California City Gives Muni Wi-Fi Another Shot

Published December 23, 2009

The city of Concord, California is considering bringing municipal wi-fi back, bucking the trend of scores of other cities that scuttled their programs because of high cost and low reliability.

In 2007 the city entered into a deal with Mountain View, California-based MetroFi to set up wi-fi hotspots throughout the city where residents could get free access to the Internet. The city invested employee and public funds to launch the service, which was expected to sustain itself and make profits for MetroFi with banner advertisements. But the company pulled the plug the next year.

MetroFi, which specialized in municipal wi-fi operations, shut down all of its projects in June 2008.

Different, This Time
City leaders stress this wi-fi project will be different from the earlier, failed program because it will be used only for public safety and other municipal purposes—at least at the start.

At press time the city council was expected to vote soon on whether to pay El Granada, California-based Link Path Communications $35,000 to fill out its application for a federal grant. Ironically, Link Path is the company former staffers of MetroFi created when MetroFi went out of business.

Approval Offered
Esme Vos, founder of MuniWireless.com and a proponent of muni wi-fi projects, says Concord is taking the right approach.

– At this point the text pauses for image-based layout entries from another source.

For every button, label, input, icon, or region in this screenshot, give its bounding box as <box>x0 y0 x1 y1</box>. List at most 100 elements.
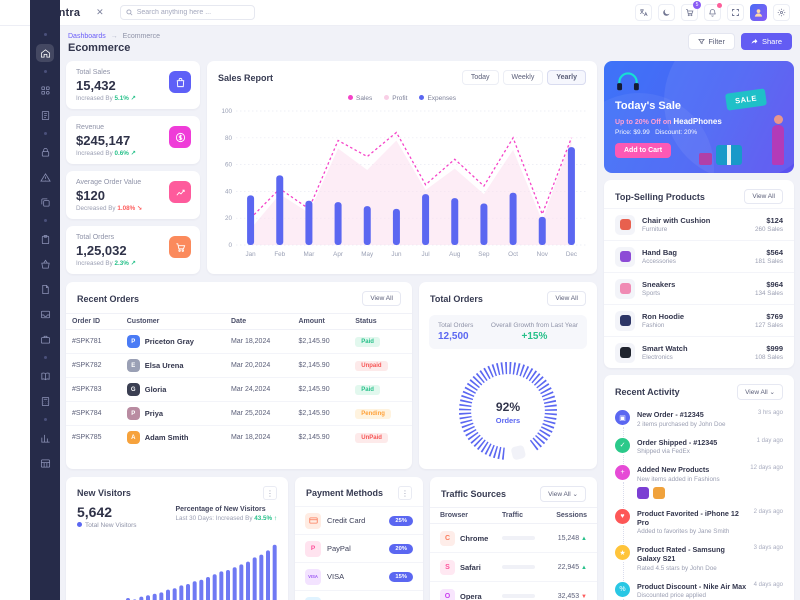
fullscreen-icon[interactable] <box>727 4 744 21</box>
sidebar-item-calculator-icon[interactable] <box>36 392 54 410</box>
product-row[interactable]: Smart Watch Electronics $999 108 Sales <box>604 336 794 368</box>
order-id[interactable]: #SPK781 <box>66 329 121 354</box>
orders-col-header: Order ID <box>66 313 121 330</box>
tab-weekly[interactable]: Weekly <box>502 70 544 85</box>
sidebar-item-home-icon[interactable] <box>36 44 54 62</box>
sidebar-item-inbox-icon[interactable] <box>36 305 54 323</box>
activity-item[interactable]: ✓ Order Shipped - #12345 Shipped via Fed… <box>615 433 783 466</box>
payment-name: Credit Card <box>327 516 366 525</box>
sidebar-item-lock-icon[interactable] <box>36 143 54 161</box>
sidebar-item-pages-icon[interactable] <box>36 106 54 124</box>
main-content: Dashboards → Ecommerce Ecommerce Filter … <box>60 26 800 600</box>
sidebar-item-book-icon[interactable] <box>36 367 54 385</box>
traffic-sources-title: Traffic Sources <box>441 489 507 499</box>
order-row[interactable]: #SPK782 E Elsa Urena Mar 20,2024 $2,145.9… <box>66 353 412 378</box>
traffic-view-all-button[interactable]: View All ⌄ <box>540 486 586 502</box>
activity-subtitle: Discounted price applied <box>637 592 706 599</box>
order-row[interactable]: #SPK785 A Adam Smith Mar 18,2024 $2,145.9… <box>66 426 412 450</box>
order-id[interactable]: #SPK785 <box>72 434 102 441</box>
order-date: Mar 25,2024 <box>224 401 293 426</box>
svg-text:0: 0 <box>228 242 232 249</box>
traffic-row[interactable]: C Chrome 15,248 ▲ <box>430 524 597 553</box>
share-icon <box>751 38 758 44</box>
dark-mode-icon[interactable] <box>658 4 675 21</box>
sidebar-item-file-icon[interactable] <box>36 280 54 298</box>
payment-method-row[interactable]: Credit Card 25% <box>295 506 423 534</box>
order-status-badge: UnPaid <box>355 432 388 443</box>
recent-activity-list: ▣ New Order - #12345 2 items purchased b… <box>604 403 794 600</box>
sidebar-item-copy-icon[interactable] <box>36 193 54 211</box>
breadcrumb-parent[interactable]: Dashboards <box>68 33 106 40</box>
payment-method-row[interactable]: P PayPal 20% <box>295 534 423 562</box>
payment-method-row[interactable]: VISA VISA 15% <box>295 562 423 590</box>
filter-button[interactable]: Filter <box>688 33 735 50</box>
payment-method-row[interactable]: A Apple Pay 10% <box>295 590 423 600</box>
traffic-row[interactable]: S Safari 22,945 ▲ <box>430 553 597 582</box>
payment-credit-card-icon <box>305 512 321 529</box>
svg-text:80: 80 <box>225 135 233 142</box>
svg-text:Orders: Orders <box>496 416 520 425</box>
legend-expenses[interactable]: Expenses <box>419 95 456 102</box>
add-to-cart-button[interactable]: Add to Cart <box>615 143 672 158</box>
legend-profit[interactable]: Profit <box>384 95 407 102</box>
sidebar-item-clipboard-icon[interactable] <box>36 230 54 248</box>
sidebar <box>30 0 60 600</box>
svg-text:Sep: Sep <box>478 251 490 258</box>
avatar[interactable] <box>750 4 767 21</box>
order-row[interactable]: #SPK781 P Priceton Gray Mar 18,2024 $2,14… <box>66 329 412 354</box>
product-price: $769 <box>766 312 783 321</box>
sidebar-item-warning-icon[interactable] <box>36 168 54 186</box>
top-products-view-all-button[interactable]: View All <box>744 189 783 204</box>
header-icons: 5 <box>635 1 790 21</box>
translate-icon[interactable] <box>635 4 652 21</box>
settings-icon[interactable] <box>773 4 790 21</box>
legend-sales[interactable]: Sales <box>348 95 372 102</box>
share-button[interactable]: Share <box>740 33 792 50</box>
sidebar-item-grid-icon[interactable] <box>36 81 54 99</box>
sessions-value: 22,945 ▲ <box>557 563 587 571</box>
payment-methods-menu-icon[interactable]: ⋮ <box>398 486 412 500</box>
activity-item[interactable]: ▣ New Order - #12345 2 items purchased b… <box>615 405 783 438</box>
sidebar-item-briefcase-icon[interactable] <box>36 330 54 348</box>
stat-trend: Increased By 5.1% ↗ <box>76 95 136 102</box>
recent-orders-card: Recent Orders View All Order ID Customer D… <box>66 282 412 469</box>
payment-methods-list: Credit Card 25% P PayPal 20% VISA VISA 15%… <box>295 506 423 600</box>
tab-today[interactable]: Today <box>461 70 499 85</box>
product-row[interactable]: Ron Hoodie Fashion $769 127 Sales <box>604 304 794 336</box>
activity-item[interactable]: % Product Discount - Nike Air Max Discou… <box>615 577 783 600</box>
sidebar-item-table-icon[interactable] <box>36 454 54 472</box>
tab-yearly[interactable]: Yearly <box>547 70 586 85</box>
activity-icon: + <box>615 465 630 480</box>
order-row[interactable]: #SPK784 P Priya Mar 25,2024 $2,145.90 Pen… <box>66 401 412 426</box>
activity-subtitle: Rated 4.5 stars by John Doe <box>637 564 717 572</box>
total-orders-view-all-button[interactable]: View All <box>547 291 586 306</box>
stat-card-average-order-value: Average Order Value $120 Decreased By 1.… <box>66 171 200 219</box>
cart-icon[interactable]: 5 <box>681 1 701 21</box>
new-visitors-menu-icon[interactable]: ⋮ <box>263 486 277 500</box>
product-row[interactable]: Sneakers Sports $964 134 Sales <box>604 272 794 304</box>
traffic-row[interactable]: O Opera 32,453 ▼ <box>430 582 597 600</box>
order-amount: $2,145.90 <box>292 329 350 354</box>
sidebar-item-basket-icon[interactable] <box>36 255 54 273</box>
search-input[interactable] <box>136 9 249 16</box>
promo-offer: Up to 20% Off on HeadPhones <box>615 117 722 126</box>
recent-activity-view-all-button[interactable]: View All ⌄ <box>737 384 783 400</box>
order-id[interactable]: #SPK783 <box>66 377 121 402</box>
activity-item[interactable]: + Added New Products New items added in … <box>615 460 783 509</box>
order-row[interactable]: #SPK783 G Gloria Mar 24,2024 $2,145.90 Pa… <box>66 377 412 402</box>
svg-text:Apr: Apr <box>333 251 343 258</box>
search-box[interactable] <box>119 5 255 20</box>
stat-trend: Increased By 0.6% ↗ <box>76 150 136 157</box>
traffic-bar <box>502 594 535 598</box>
activity-item[interactable]: ★ Product Rated - Samsung Galaxy S21 Rat… <box>615 540 783 582</box>
product-row[interactable]: Hand Bag Accessories $564 181 Sales <box>604 240 794 272</box>
activity-item[interactable]: ♥ Product Favorited - iPhone 12 Pro Adde… <box>615 504 783 546</box>
recent-orders-view-all-button[interactable]: View All <box>362 291 401 306</box>
product-row[interactable]: Chair with Cushion Furniture $124 260 Sale… <box>604 208 794 240</box>
sidebar-toggle-icon[interactable]: ✕ <box>96 7 104 17</box>
order-id[interactable]: #SPK782 <box>66 353 121 378</box>
notifications-icon[interactable] <box>704 3 722 21</box>
order-id[interactable]: #SPK784 <box>66 401 121 426</box>
sidebar-item-chart-icon[interactable] <box>36 429 54 447</box>
activity-time: 4 days ago <box>753 581 783 588</box>
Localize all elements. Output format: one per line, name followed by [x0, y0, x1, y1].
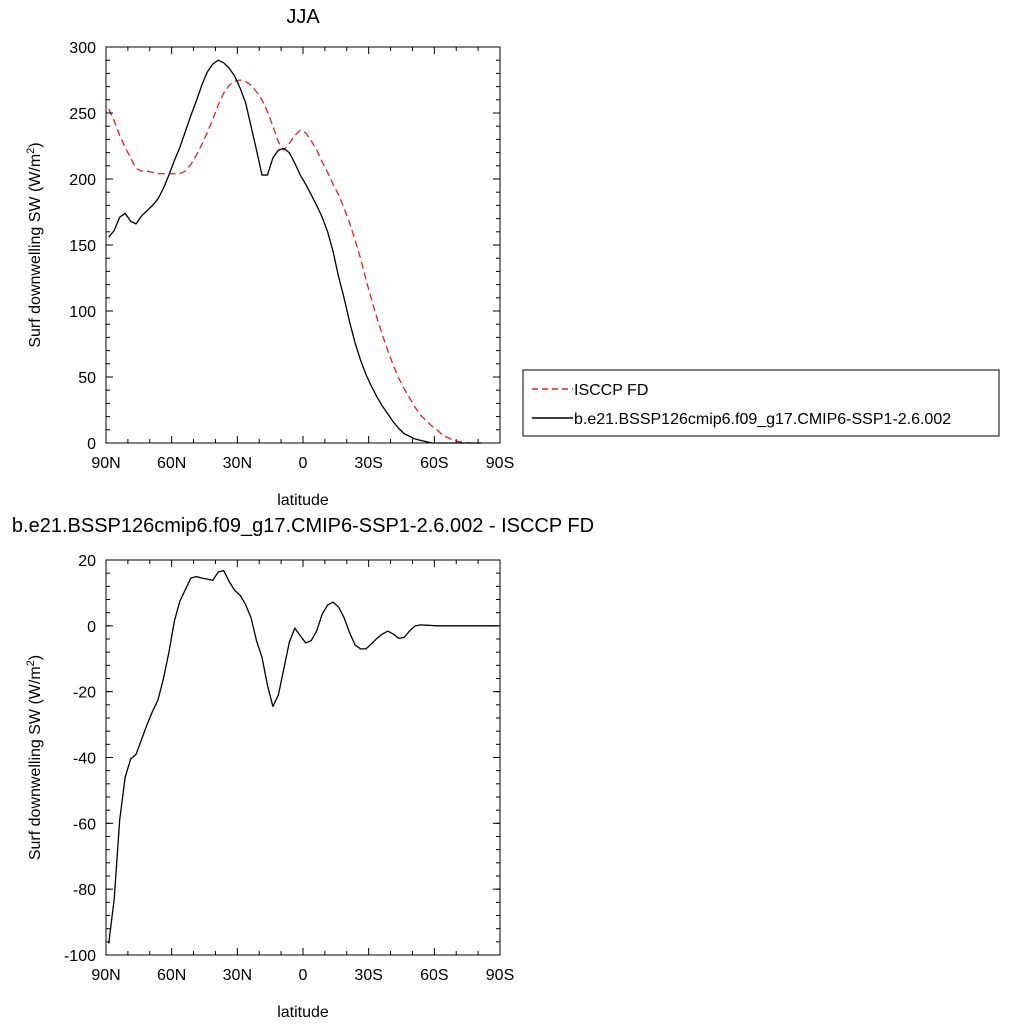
- legend-label-model: b.e21.BSSP126cmip6.f09_g17.CMIP6-SSP1-2.…: [574, 411, 951, 428]
- legend-box: [522, 369, 1000, 437]
- y-axis-label: Surf downwelling SW (W/m2): [25, 655, 44, 860]
- y-tick-label: -100: [64, 948, 96, 965]
- y-tick-label: 20: [78, 553, 96, 570]
- y-tick-label: 0: [87, 619, 96, 636]
- x-tick-label: 60N: [157, 967, 186, 984]
- x-tick-label: 0: [299, 967, 308, 984]
- x-tick-label: 90S: [486, 967, 514, 984]
- plot-frame: [105, 46, 501, 444]
- legend-label-isccp: ISCCP FD: [574, 382, 648, 399]
- x-tick-label: 90N: [91, 967, 120, 984]
- y-axis-label: Surf downwelling SW (W/m2): [25, 142, 44, 347]
- x-tick-label: 90N: [91, 455, 120, 472]
- plot-frame: [105, 559, 501, 956]
- y-tick-label: 100: [69, 304, 96, 321]
- y-tick-label: 50: [78, 370, 96, 387]
- y-tick-label: 0: [87, 436, 96, 453]
- x-axis-label: latitude: [277, 492, 329, 509]
- x-tick-label: 90S: [486, 455, 514, 472]
- x-tick-label: 30S: [354, 967, 382, 984]
- y-tick-label: -80: [73, 882, 96, 899]
- difference-line: [108, 569, 498, 944]
- y-tick-label: 150: [69, 238, 96, 255]
- y-tick-label: 200: [69, 172, 96, 189]
- chart-title-top: JJA: [286, 6, 320, 28]
- x-tick-label: 30N: [223, 455, 252, 472]
- y-tick-label: -60: [73, 816, 96, 833]
- series-line-model: [108, 59, 481, 444]
- y-tick-label: 250: [69, 106, 96, 123]
- x-tick-label: 60S: [420, 967, 448, 984]
- legend: ISCCP FD b.e21.BSSP126cmip6.f09_g17.CMIP…: [522, 369, 1000, 437]
- y-tick-label: 300: [69, 40, 96, 57]
- series-line-isccp: [108, 79, 481, 444]
- top-plot: 90N 60N 30N 0 30S 60S 90S 0 50 100 150 200 250 300 lat…: [25, 40, 514, 509]
- x-tick-label: 60S: [420, 455, 448, 472]
- bottom-plot: 90N 60N 30N 0 30S 60S 90S -100 -80 -60 -40 -20 0 20 la…: [25, 553, 514, 1021]
- y-tick-label: -40: [73, 751, 96, 768]
- x-tick-label: 0: [299, 455, 308, 472]
- x-axis-label: latitude: [277, 1004, 329, 1021]
- x-tick-label: 30S: [354, 455, 382, 472]
- x-tick-label: 30N: [223, 967, 252, 984]
- chart-title-bottom: b.e21.BSSP126cmip6.f09_g17.CMIP6-SSP1-2.…: [12, 515, 594, 537]
- y-tick-label: -20: [73, 685, 96, 702]
- x-tick-label: 60N: [157, 455, 186, 472]
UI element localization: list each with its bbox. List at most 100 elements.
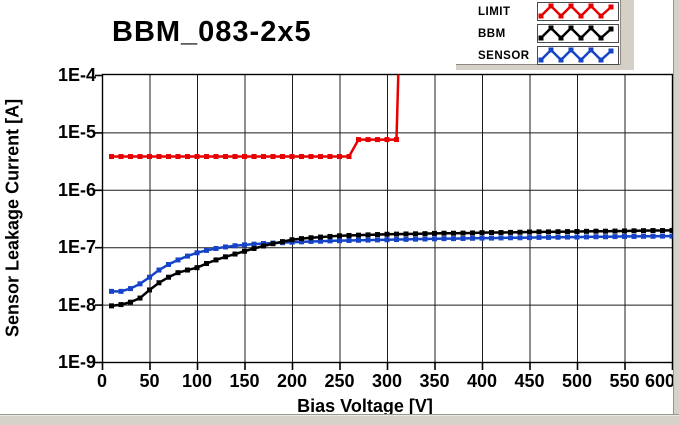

“Cities should set up wi-fi networks for municipal use, especially now because [new and improved] technology has been incorporated into many vendors’ wireless base stations and access points,” Vos said. “The equipment is very affordable and provides significant improvements in latency and bandwidth management, security, interference reduction and data throughput.”

Limitations Recommended
As the discussions have moved forward, members of the city council have suggested the city-only network could eventually be opened up to the public for free service. David Callisch, vice president of marketing at Sunnyvale, California-based Ruckus Wireless, warns Concord against going down that road again.

He asks: If big cities couldn’t make it work, how could mid-sized city of about 125,000 succeed?
 
“The metro wi-fi market was a resounding failure because cities like Philadelphia and San Francisco and others tried to string up expensive wi-fi nodes on light poles in hopes that they could make money somehow,” Callisch said. “This was the ‘build it and they will come’ model. Two years and $20 million later, those cities figured out that this model didn’t really work.

“Citywide wi-fi systems are legitimate for cities if they are essential to support some public service—like emergency services,” He said. “Otherwise they are merely nice to have.”

Tabassum Rahmani ([email protected]) writes from Dublin, California.